Amy Cuddy teaches at the Harvard Business School and studies, among other things, the effect of body language – not just on others, but on ourselves. In this TED video, she demonstrates the effect of consciously using body language to change your own mindset:
I occasionally teach teachers how to teach, especially case teaching or discussion-based teaching. A recurring problem for many teachers – particularly the younger ones, when they start out – is a feeling of nervousness, sometimes quite severe. This nervousness makes them want to take control in the classroom, to script their presentations, to make sure that they have every angle covered – precisely the behavior that is most detrimental to running a good discussion-based class, where the teacher trusts the class and relies on the students to provide drive and perspective, facilitating rather than driving the discussion.
Overcoming nervousness is not easy, but I have found that the techniques mentioned by Cuddy work. For instance, I tell teachers to check out the classroom, lecture hall, meeting room, whatever, ahead of time – and make a change to something. When I am giving a speech or teaching a class, I will almost always change something in the room when I come it: I’ll set the boards just so, adjust the lighting, get rid of the “protection table” that so many teachers put between themselves and the students, grab a stack of books or a soda crate to build a stand for my laptop. These changes I do because I want them, but also because they are my way of asserting power in the room – telling myself that I own this room for the duration.

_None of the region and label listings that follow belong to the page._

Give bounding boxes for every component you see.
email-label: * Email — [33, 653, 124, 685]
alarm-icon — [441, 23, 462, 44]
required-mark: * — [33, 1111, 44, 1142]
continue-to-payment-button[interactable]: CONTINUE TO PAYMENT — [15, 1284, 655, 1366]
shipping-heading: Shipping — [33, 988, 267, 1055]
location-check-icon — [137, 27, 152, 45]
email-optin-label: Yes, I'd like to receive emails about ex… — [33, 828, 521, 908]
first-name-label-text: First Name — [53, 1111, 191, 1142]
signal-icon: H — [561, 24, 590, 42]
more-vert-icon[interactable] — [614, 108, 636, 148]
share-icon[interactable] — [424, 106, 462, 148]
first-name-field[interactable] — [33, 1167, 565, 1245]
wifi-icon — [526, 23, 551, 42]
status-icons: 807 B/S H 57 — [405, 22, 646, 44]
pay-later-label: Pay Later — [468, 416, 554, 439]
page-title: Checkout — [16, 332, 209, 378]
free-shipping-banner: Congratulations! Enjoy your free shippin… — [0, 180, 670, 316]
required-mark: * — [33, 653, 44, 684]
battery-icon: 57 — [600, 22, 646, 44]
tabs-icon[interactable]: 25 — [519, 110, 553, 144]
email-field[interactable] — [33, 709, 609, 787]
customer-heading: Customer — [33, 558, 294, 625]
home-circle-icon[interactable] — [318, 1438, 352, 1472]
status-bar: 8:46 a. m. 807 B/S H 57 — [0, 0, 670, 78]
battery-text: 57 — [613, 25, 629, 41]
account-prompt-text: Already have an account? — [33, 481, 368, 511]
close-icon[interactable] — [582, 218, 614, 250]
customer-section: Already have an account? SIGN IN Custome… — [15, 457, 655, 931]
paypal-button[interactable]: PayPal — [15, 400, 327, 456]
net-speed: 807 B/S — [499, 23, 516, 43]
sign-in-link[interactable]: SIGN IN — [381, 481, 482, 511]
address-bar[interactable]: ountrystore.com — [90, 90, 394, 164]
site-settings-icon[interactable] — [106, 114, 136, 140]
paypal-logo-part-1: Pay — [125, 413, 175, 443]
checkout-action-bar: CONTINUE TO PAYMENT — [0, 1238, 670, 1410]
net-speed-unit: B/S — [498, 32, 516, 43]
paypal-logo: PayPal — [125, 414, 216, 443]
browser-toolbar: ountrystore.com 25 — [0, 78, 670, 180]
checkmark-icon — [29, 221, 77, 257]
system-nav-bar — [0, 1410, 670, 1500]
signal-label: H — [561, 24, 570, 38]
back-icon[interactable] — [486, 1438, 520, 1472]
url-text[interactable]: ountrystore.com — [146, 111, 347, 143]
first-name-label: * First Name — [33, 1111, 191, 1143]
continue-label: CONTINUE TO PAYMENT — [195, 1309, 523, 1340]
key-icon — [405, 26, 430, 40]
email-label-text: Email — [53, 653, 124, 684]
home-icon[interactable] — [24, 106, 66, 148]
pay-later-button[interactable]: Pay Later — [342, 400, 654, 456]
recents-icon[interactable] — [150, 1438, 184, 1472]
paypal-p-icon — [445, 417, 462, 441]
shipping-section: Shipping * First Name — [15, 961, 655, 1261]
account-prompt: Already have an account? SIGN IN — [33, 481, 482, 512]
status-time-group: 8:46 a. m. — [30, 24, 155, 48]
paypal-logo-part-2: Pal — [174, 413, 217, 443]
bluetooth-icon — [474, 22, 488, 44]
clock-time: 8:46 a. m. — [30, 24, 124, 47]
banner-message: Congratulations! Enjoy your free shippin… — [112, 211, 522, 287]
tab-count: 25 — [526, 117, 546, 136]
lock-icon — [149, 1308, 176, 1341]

The two-minute power stances advocated by Cuddy work well and should be used by any teacher – go to the bathroom before class, lock the door and stand tall by yourself for a little. The difference can be quite dramatic – and the students will notice it. This is especially important if it is the first time they see you – research has found that the first 30 seconds students see a teacher are extremely important for their opinion about him or her.
Stand tall, that you may teach well. Just a little will go a long way.